Creating a supportive environment
For children with ADHD who do in fact have problems with working memory, there are ways to help. Teachers might provide a timetable for the lesson for children who struggle to remember long instructions whilst carrying out other tasks. The children could then keep the visual prompt on their desks to refer to if they miss a verbal instruction. More information on this and other helpful strategies can be found in the free EPIC Strategy Book published by researchers at the University of Edinburgh.
“Setting up peer mentoring programmes and encouraging participation in extra-curricular activities can be helpful.”

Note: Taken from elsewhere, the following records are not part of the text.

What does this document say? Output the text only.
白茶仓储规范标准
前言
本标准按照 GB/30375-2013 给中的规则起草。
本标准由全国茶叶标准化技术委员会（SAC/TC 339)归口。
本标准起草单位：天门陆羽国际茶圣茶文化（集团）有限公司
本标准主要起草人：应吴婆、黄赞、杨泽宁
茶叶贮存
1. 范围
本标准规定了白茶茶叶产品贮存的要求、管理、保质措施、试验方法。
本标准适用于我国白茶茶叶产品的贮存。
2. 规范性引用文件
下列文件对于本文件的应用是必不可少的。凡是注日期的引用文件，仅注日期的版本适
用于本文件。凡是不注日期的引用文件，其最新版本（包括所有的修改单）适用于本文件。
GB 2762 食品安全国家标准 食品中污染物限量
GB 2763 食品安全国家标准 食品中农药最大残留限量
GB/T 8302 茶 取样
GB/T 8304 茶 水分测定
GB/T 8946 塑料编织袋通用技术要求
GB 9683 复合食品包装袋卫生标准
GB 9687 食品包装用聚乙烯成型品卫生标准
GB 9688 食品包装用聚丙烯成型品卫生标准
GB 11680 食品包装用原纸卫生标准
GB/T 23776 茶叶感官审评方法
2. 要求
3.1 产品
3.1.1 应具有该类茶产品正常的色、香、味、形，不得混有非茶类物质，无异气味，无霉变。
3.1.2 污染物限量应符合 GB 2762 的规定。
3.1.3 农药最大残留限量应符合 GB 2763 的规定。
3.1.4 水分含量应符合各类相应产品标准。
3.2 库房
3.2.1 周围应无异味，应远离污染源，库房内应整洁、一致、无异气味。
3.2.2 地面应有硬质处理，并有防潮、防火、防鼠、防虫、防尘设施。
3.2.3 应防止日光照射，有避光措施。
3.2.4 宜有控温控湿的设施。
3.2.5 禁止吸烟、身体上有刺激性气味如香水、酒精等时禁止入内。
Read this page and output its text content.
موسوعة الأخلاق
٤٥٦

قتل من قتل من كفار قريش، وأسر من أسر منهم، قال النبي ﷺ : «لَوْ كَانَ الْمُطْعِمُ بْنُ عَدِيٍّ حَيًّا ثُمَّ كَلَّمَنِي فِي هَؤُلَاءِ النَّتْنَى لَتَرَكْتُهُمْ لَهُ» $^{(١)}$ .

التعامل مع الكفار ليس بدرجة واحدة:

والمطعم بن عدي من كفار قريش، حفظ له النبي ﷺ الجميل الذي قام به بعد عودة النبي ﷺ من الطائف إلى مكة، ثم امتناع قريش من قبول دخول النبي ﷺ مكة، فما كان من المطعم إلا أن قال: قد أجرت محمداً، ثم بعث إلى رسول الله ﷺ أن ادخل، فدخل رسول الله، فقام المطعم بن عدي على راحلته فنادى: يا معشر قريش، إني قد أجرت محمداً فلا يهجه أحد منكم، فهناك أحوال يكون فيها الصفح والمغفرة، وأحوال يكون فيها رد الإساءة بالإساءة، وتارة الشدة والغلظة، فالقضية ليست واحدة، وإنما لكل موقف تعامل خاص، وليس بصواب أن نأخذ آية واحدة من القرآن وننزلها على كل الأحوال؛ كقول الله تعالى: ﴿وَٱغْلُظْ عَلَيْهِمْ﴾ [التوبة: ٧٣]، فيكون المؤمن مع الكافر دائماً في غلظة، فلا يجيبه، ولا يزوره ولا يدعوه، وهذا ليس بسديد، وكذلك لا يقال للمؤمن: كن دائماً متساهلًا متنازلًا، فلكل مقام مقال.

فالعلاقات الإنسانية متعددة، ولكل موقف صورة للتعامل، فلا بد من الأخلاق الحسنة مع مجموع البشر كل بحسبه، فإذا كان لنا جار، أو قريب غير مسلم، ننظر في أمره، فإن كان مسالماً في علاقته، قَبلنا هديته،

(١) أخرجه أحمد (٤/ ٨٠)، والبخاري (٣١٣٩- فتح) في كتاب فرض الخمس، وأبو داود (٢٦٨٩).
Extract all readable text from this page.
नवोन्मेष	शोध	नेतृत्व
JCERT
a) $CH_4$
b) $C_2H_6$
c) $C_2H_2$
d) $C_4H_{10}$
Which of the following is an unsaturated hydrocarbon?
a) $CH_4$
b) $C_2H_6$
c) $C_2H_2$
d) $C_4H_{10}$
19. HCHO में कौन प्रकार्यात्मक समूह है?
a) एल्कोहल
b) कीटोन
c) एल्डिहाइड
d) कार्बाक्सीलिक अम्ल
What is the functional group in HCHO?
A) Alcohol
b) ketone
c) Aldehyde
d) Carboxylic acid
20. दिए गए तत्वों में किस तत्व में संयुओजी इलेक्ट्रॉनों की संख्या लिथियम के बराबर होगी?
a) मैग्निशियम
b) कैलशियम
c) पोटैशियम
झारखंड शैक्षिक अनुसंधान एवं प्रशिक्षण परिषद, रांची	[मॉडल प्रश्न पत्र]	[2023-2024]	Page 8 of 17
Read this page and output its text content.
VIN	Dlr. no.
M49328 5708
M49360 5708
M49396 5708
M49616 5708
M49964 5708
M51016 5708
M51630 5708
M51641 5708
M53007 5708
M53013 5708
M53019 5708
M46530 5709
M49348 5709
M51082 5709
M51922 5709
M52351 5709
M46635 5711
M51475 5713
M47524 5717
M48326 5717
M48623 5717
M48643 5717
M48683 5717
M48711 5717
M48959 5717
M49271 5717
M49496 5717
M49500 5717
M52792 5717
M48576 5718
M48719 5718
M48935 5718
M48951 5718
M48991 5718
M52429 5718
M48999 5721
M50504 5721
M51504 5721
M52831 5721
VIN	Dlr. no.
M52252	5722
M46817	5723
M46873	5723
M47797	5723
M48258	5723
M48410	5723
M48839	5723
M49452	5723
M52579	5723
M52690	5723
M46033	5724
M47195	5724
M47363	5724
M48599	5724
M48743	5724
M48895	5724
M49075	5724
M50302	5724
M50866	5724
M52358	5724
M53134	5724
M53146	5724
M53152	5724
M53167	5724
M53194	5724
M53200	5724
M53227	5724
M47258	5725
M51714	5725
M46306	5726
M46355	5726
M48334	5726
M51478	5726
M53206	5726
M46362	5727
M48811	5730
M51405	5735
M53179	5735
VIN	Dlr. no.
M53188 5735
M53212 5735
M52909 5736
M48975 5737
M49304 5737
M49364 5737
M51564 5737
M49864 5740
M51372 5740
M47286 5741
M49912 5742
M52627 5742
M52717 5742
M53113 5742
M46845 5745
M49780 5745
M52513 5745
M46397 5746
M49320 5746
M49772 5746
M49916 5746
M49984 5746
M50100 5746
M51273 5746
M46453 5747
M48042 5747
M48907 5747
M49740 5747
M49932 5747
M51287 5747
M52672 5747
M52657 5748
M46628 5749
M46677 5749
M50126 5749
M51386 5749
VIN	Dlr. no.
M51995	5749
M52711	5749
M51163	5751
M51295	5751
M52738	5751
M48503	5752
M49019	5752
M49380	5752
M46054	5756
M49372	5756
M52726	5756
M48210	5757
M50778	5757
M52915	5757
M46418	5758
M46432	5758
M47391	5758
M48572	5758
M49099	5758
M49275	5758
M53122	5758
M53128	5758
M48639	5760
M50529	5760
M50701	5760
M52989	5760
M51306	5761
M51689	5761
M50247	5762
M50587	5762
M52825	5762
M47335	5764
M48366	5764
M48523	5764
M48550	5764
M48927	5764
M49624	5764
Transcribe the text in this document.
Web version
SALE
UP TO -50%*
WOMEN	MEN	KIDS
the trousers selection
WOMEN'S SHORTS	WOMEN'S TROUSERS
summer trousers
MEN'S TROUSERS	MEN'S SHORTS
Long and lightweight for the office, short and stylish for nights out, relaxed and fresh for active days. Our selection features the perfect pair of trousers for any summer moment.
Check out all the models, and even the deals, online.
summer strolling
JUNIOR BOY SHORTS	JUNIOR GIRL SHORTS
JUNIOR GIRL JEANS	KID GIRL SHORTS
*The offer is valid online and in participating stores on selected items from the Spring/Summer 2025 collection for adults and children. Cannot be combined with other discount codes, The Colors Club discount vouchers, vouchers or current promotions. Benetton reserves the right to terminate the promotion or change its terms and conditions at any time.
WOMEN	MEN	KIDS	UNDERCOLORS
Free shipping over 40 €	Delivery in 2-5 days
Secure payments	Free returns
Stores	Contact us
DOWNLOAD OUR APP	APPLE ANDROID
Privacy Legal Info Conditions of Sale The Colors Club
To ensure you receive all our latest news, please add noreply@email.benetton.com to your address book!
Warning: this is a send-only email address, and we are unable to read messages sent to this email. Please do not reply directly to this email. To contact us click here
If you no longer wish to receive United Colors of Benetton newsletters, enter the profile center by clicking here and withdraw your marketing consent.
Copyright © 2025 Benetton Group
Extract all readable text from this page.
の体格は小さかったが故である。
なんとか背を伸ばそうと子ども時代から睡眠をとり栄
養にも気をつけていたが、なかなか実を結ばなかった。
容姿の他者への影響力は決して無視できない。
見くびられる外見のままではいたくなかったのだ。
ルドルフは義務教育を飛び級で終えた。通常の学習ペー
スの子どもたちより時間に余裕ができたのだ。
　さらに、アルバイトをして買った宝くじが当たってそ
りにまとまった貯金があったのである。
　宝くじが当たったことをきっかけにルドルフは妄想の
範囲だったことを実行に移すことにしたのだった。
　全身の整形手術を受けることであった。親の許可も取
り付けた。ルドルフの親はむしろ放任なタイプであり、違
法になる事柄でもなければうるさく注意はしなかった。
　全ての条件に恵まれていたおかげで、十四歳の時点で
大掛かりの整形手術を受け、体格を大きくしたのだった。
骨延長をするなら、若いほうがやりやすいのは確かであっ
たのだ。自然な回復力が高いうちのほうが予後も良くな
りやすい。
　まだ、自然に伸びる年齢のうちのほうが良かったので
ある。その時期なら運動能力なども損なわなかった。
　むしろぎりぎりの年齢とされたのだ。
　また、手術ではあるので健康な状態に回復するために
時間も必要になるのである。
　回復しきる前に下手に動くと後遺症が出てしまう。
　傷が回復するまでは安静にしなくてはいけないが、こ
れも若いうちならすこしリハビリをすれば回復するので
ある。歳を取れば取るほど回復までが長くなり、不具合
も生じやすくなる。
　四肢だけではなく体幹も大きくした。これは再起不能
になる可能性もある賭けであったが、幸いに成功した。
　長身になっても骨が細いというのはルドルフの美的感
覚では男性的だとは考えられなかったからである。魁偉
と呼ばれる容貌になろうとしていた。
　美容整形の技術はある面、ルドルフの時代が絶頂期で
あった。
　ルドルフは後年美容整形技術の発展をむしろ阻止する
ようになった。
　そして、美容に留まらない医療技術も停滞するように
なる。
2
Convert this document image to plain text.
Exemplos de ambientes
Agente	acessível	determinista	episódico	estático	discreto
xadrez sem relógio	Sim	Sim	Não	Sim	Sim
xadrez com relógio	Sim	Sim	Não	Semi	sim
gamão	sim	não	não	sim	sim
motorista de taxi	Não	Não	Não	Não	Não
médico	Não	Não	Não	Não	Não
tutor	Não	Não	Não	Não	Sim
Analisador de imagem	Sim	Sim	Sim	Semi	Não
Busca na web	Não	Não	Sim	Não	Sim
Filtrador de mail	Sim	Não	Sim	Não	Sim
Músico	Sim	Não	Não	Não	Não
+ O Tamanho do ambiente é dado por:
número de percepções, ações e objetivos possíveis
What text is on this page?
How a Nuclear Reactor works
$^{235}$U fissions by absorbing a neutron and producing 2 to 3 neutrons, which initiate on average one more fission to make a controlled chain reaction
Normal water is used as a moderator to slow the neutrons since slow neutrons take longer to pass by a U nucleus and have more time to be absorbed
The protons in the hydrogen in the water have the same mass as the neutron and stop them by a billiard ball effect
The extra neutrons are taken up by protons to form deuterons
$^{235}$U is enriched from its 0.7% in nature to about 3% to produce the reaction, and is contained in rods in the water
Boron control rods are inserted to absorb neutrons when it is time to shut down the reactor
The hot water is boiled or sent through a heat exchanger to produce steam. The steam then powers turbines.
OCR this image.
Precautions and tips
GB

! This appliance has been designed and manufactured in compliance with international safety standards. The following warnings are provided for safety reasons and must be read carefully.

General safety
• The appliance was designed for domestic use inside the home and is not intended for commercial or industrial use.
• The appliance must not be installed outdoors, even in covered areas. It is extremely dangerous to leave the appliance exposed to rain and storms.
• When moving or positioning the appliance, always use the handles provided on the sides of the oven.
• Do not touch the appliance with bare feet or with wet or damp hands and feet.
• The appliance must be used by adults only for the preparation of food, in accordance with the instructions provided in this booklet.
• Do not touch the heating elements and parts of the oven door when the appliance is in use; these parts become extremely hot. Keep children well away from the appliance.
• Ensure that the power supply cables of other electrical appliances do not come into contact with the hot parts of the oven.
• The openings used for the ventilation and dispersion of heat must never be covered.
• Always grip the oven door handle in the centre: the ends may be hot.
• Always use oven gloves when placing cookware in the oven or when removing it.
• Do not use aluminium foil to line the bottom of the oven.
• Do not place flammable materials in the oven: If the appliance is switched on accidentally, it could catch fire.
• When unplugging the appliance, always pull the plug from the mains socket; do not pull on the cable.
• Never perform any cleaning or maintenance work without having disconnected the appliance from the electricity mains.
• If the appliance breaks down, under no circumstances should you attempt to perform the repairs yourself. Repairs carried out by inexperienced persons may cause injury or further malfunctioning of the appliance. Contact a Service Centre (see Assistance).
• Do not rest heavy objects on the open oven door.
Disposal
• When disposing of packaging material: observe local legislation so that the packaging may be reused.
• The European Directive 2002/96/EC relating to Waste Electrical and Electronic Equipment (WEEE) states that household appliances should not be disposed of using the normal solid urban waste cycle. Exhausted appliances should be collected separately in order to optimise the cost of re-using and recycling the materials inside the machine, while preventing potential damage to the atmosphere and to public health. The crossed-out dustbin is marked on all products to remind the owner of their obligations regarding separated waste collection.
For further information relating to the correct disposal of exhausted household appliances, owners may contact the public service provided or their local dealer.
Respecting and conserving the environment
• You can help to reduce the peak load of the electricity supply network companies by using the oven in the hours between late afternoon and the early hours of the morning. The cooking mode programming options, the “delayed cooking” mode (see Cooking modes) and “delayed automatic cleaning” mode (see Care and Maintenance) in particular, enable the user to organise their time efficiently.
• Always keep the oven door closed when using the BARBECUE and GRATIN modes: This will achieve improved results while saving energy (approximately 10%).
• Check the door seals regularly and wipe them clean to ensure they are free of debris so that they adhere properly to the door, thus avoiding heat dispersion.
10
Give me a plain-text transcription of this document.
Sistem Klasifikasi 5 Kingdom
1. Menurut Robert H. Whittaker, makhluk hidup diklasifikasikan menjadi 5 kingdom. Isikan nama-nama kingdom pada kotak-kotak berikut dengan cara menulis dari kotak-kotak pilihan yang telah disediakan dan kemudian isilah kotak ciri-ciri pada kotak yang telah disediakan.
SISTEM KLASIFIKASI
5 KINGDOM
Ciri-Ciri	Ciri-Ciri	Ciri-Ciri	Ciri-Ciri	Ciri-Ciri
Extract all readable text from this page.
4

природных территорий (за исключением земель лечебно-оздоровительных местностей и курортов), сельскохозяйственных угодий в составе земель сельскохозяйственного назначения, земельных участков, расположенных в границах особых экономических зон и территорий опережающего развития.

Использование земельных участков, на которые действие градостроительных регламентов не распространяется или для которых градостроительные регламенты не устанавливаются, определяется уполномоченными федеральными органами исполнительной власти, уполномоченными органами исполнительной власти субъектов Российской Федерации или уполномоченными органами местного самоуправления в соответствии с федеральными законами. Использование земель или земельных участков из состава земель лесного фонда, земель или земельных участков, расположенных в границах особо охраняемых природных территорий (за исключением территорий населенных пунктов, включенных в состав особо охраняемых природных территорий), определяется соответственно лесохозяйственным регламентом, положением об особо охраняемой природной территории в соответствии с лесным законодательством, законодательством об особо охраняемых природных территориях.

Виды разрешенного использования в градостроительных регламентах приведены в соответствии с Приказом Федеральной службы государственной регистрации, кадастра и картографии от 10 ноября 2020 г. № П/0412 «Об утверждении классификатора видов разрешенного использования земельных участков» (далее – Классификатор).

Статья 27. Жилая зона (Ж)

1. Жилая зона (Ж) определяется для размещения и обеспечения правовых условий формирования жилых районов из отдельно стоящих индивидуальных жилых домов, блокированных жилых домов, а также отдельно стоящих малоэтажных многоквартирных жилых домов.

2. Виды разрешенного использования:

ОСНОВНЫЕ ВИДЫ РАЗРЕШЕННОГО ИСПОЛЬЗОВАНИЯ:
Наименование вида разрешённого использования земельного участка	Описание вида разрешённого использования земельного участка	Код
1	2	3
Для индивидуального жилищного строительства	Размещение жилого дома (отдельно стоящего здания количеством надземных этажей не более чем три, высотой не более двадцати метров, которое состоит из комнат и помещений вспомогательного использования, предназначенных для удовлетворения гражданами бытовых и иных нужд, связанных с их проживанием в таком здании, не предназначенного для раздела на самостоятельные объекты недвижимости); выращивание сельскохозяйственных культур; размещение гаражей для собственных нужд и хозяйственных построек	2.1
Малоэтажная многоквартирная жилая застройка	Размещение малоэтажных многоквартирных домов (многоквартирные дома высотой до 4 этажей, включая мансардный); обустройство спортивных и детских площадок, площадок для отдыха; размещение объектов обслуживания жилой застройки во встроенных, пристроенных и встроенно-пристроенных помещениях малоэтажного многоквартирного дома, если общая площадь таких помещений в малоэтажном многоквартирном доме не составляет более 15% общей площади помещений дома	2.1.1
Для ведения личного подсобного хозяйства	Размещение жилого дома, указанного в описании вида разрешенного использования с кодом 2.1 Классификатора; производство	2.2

Teachers can also help improve self-esteem, which may protect against depression, anxiety, and attention problems in adolescence. According to the ADHD Foundation, setting up peer mentoring programmes and encouraging participation in extra-curricular activities can be helpful. Reception teacher and early years team leader, Jane Exell, emphasises the importance of encouragement: “Praise is really important, otherwise children can feel shame and confusion. One of our teaching assistants set up a block play club at lunchtime because children with ADHD often find the playground a scary place and can get into trouble. This has given children a sense of pride, focused attention and fun.”
One of the reasons why some children with ADHD fall behind in school is poor organisational skills. As a result, they may struggle to hand in homework on time. As educational psychologist Ella Mansfield recently pointed out in the “Psychology in the Classroom” podcast, a lack of organisation is not a reflection of a lack of ability. Varying assessment strategies might give teachers a better understanding of children’s abilities, especially since children with ADHD tend to perform worse on written tests. Game show-style quizzes could allow young people with ADHD to demonstrate and consolidate their knowledge.
Teachers need support and time to access resources and implement recommendations based on scientific research. Ultimately, we need to reframe how we approach ADHD in the classroom and maintain high expectations of children’s abilities. This will help young people succeed in an environment that is often laden with obstacles.